The mission was closed in 1959 and a poorly executed resettlement plan put into place, the ramifications of which are still being felt today.

This was our last stop in Torngat Mountains National Park and I can say that 5 days there isn’t enough but that you would need a helicopter to enjoy it any more than you will with Adventure Canada. There is a large contingent of Inuit staffers as well as non-Inuit Labradorians (including yours truly and brother Tom) who intensely  enjoy sharing the place with visitors.

The next stop was Nain and here we said goodbye to some staffers who are residents of that town. Our usual Expedition Leader (Jason Edmunds) is from Nain and he and Cedar love getting to spend a bit of time with family. By the way, Jason’s father Randy Edmunds is a staffer also and a wonderful guy to spend time with.

The visit featured an Inuit games demonstration at the school gym and this was enjoyed by all. Your correspondent got to spend time with some old friends and reminisce about his early career as a pilot flying Twin Otters and helicopters along the coast.

Our next stop south was very special for your correspondent. Also for brother Tom and sister Liz (who was a regular passenger). Indian Harbour was the site of Wilfred Grenfell’s second hospital, built in 1894. (Battle Harbour being first in 1893). Our grandparents, Harry Paddon and Mina Gilchrist, were assigned there in 1912 and operated a summer medical outpost until Harry’s death in 1939 at the young age of 58. The station was then closed for this reason as well as the fact that the schooner fishery (the outpost’s reason for being) had declined precipitously. I got to deliver a talk with slides the night before we arrived and it was wonderful to be able to stand in the foundation of Harry and Mina’s little house and point out the ring bolts in the granite. Steel cables had been attached to these to hold the house down in heavy gales and the bolts are still there. Dad was born in that house and the three of us were understandably affected by the experience. Tom and I get to do this every year on the trip but Liz had never been there. This is the kind of experience that Adventure Canada is able to deliver due to local connections and I am reliably informed that no other cruise line can say that.

After departing Indian Harbour we were informed by Expedition leader M.J. Swan that stops at Lanse-aux-Meadows and Terra Nova park would not take place due to high winds predicted for the day of our arrival. We would be getting in a day early rather than risk a day late and mangled airline reservations.

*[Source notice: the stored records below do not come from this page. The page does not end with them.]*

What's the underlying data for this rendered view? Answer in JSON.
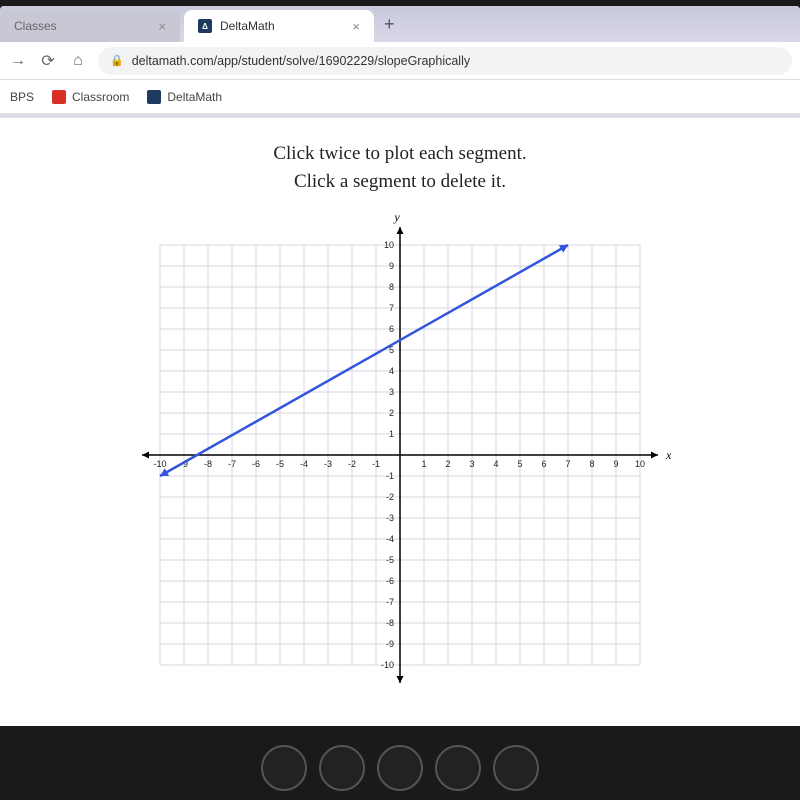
{
  "tabs": {
    "inactive_label": "Classes",
    "active_label": "DeltaMath"
  },
  "url": "deltamath.com/app/student/solve/16902229/slopeGraphically",
  "bookmarks": {
    "bps": "BPS",
    "classroom": "Classroom",
    "deltamath": "DeltaMath"
  },
  "instruction_line1": "Click twice to plot each segment.",
  "instruction_line2": "Click a segment to delete it.",
  "graph": {
    "type": "line",
    "xmin": -10,
    "xmax": 10,
    "ymin": -10,
    "ymax": 10,
    "xtick_step": 1,
    "ytick_step": 1,
    "xlabel": "x",
    "ylabel": "y",
    "background_color": "#ffffff",
    "grid_color": "#d4d4e0",
    "axis_color": "#000000",
    "axis_width": 1.5,
    "line_color": "#3355dd",
    "line_width": 2.5,
    "line_points": [
      [
        -10,
        -1
      ],
      [
        7,
        10
      ]
    ],
    "tick_font_size": 9,
    "axis_label_font_size": 12,
    "xticks": [
      -10,
      -9,
      -8,
      -7,
      -6,
      -5,
      -4,
      -3,
      -2,
      -1,
      1,
      2,
      3,
      4,
      5,
      6,
      7,
      8,
      9,
      10
    ],
    "yticks": [
      -10,
      -9,
      -8,
      -7,
      -6,
      -5,
      -4,
      -3,
      -2,
      -1,
      1,
      2,
      3,
      4,
      5,
      6,
      7,
      8,
      9,
      10
    ]
  },
  "colors": {
    "classroom_icon": "#d93025",
    "deltamath_icon": "#1e3a5f"
  }
}
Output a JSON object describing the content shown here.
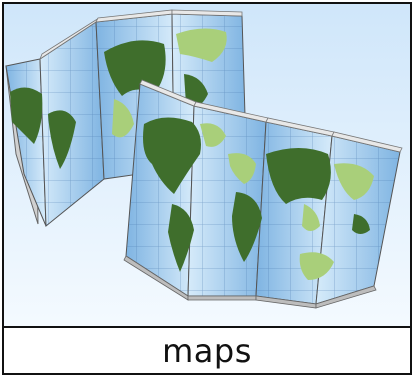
{
  "card": {
    "caption": "maps",
    "illustration": "folded-world-map-icon"
  },
  "colors": {
    "sky_top": "#d8ecfb",
    "sky_bottom": "#eef7ff",
    "ocean": "#8fc0e8",
    "ocean_light": "#cfe6f8",
    "land": "#3f6e2c",
    "land_light": "#a9cf7a",
    "paper_back": "#d4d4d4",
    "grid": "#3e6fa8"
  }
}
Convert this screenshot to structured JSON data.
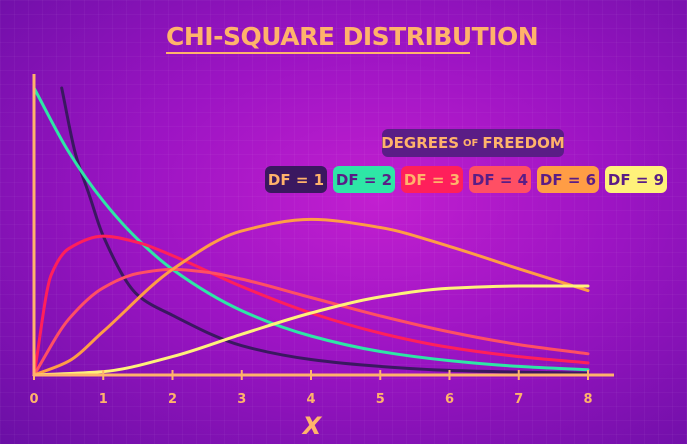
{
  "title": "CHI-SQUARE DISTRIBUTION",
  "legend": {
    "title_parts": [
      "DEGREES",
      "OF",
      "FREEDOM"
    ],
    "entries": [
      {
        "label": "DF = 1",
        "bg": "#3a1860",
        "fg": "#ffb36b"
      },
      {
        "label": "DF = 2",
        "bg": "#2ee6a6",
        "fg": "#5a1d86"
      },
      {
        "label": "DF = 3",
        "bg": "#ff1f5b",
        "fg": "#ffb36b"
      },
      {
        "label": "DF = 4",
        "bg": "#ff4f64",
        "fg": "#5a1d86"
      },
      {
        "label": "DF = 6",
        "bg": "#ff9d45",
        "fg": "#5a1d86"
      },
      {
        "label": "DF = 9",
        "bg": "#fff27a",
        "fg": "#5a1d86"
      }
    ]
  },
  "chart_data": {
    "type": "line",
    "xlabel": "X",
    "ylabel": "",
    "xlim": [
      0,
      8
    ],
    "ylim": [
      0,
      0.5
    ],
    "xticks": [
      "0",
      "1",
      "2",
      "3",
      "4",
      "5",
      "6",
      "7",
      "8"
    ],
    "grid": false,
    "legend_position": "top-right",
    "series": [
      {
        "name": "DF = 1",
        "df": 1,
        "color": "#3a1860",
        "x": [
          0.4,
          0.6,
          0.8,
          1,
          1.5,
          2,
          3,
          4,
          5,
          6,
          7,
          8
        ],
        "y": [
          0.5,
          0.385,
          0.313,
          0.242,
          0.139,
          0.104,
          0.051,
          0.027,
          0.015,
          0.008,
          0.005,
          0.003
        ]
      },
      {
        "name": "DF = 2",
        "df": 2,
        "color": "#2ee6a6",
        "x": [
          0,
          0.5,
          1,
          1.5,
          2,
          3,
          4,
          5,
          6,
          7,
          8
        ],
        "y": [
          0.5,
          0.389,
          0.303,
          0.236,
          0.184,
          0.112,
          0.068,
          0.041,
          0.025,
          0.015,
          0.009
        ]
      },
      {
        "name": "DF = 3",
        "df": 3,
        "color": "#ff1f5b",
        "x": [
          0,
          0.25,
          0.5,
          1,
          1.5,
          2,
          3,
          4,
          5,
          6,
          7,
          8
        ],
        "y": [
          0,
          0.175,
          0.22,
          0.242,
          0.231,
          0.208,
          0.154,
          0.108,
          0.073,
          0.048,
          0.032,
          0.021
        ]
      },
      {
        "name": "DF = 4",
        "df": 4,
        "color": "#ff4f64",
        "x": [
          0,
          0.5,
          1,
          1.5,
          2,
          2.5,
          3,
          4,
          5,
          6,
          7,
          8
        ],
        "y": [
          0,
          0.097,
          0.152,
          0.177,
          0.184,
          0.179,
          0.167,
          0.135,
          0.103,
          0.075,
          0.053,
          0.037
        ]
      },
      {
        "name": "DF = 6",
        "df": 6,
        "color": "#ff9d45",
        "x": [
          0,
          0.5,
          1,
          2,
          3,
          4,
          5,
          6,
          7,
          8
        ],
        "y": [
          0,
          0.024,
          0.076,
          0.184,
          0.251,
          0.271,
          0.257,
          0.224,
          0.185,
          0.147
        ]
      },
      {
        "name": "DF = 9",
        "df": 9,
        "color": "#fff27a",
        "x": [
          0,
          1,
          2,
          3,
          4,
          5,
          6,
          7,
          8
        ],
        "y": [
          0,
          0.006,
          0.032,
          0.071,
          0.108,
          0.136,
          0.151,
          0.155,
          0.155
        ]
      }
    ]
  },
  "colors": {
    "axis": "#ffb36b",
    "background": "#a516c8"
  }
}
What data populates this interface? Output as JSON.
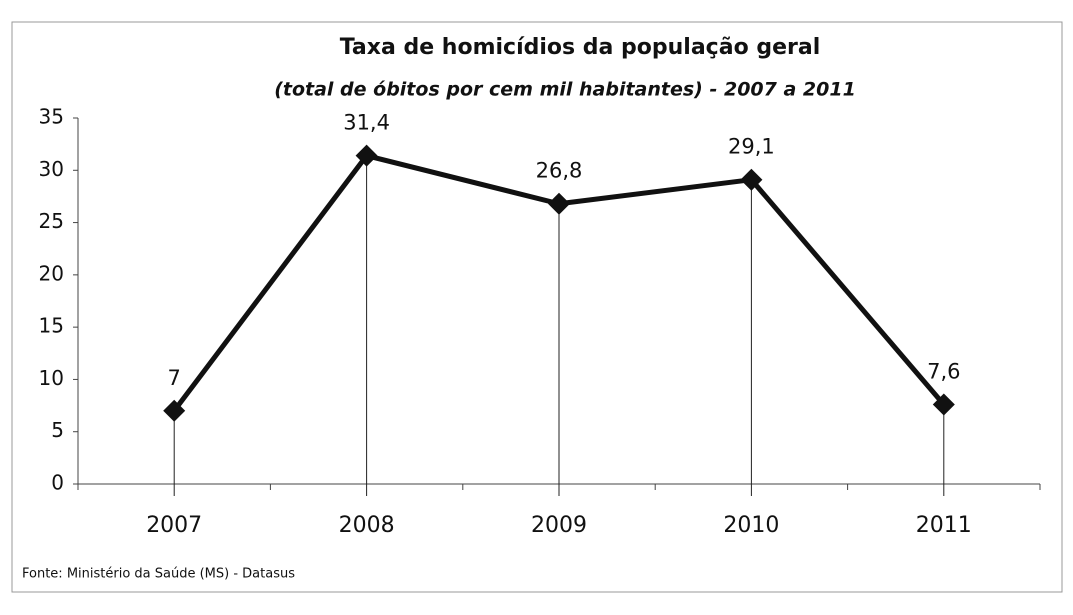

So it was full ahead for St.John’s with a couple of sea days. These were filled with interesting talks and workshops as well as lots of deck time in the pre-storm calm. A perennial favourite is a game called Newfoundland and Labrador bluff in which 3 of us staffers come up with misleading definitions of words you may or may not find in the Dictionary of Newfoundland English. You wouldn’t want to try and glutch a bit of flummy smeared in smatchy butter or it might get caught in your kingcorn. That kind of thing. Passengers love it and the 3 of us bluffers have a great time.

I can say with a good deal of satisfaction that “59 Steps to the Crow’s Nest” was shown on the in-cabin TV service and that many passengers decided they had to have a visit. I’m guessing Margaret was a little busier than usual on our arrival in St.John’s.

I have been doing this trip annually since 2012 (Covid years excepted) and can tell you that A. This was the best one ever. B. I say that every year. It’s a wonderful experience and if you’re interested check out adventurecanada.com. Or just ask me.

Next year’s Greenland and Wild Labrador voyage departs September 17th and I will be aboard if at all possible. There is also a Newfoundland circumnavigation starting October 1. I’ve done two of those and they are great fun with a wonderful bunch of NL staffers.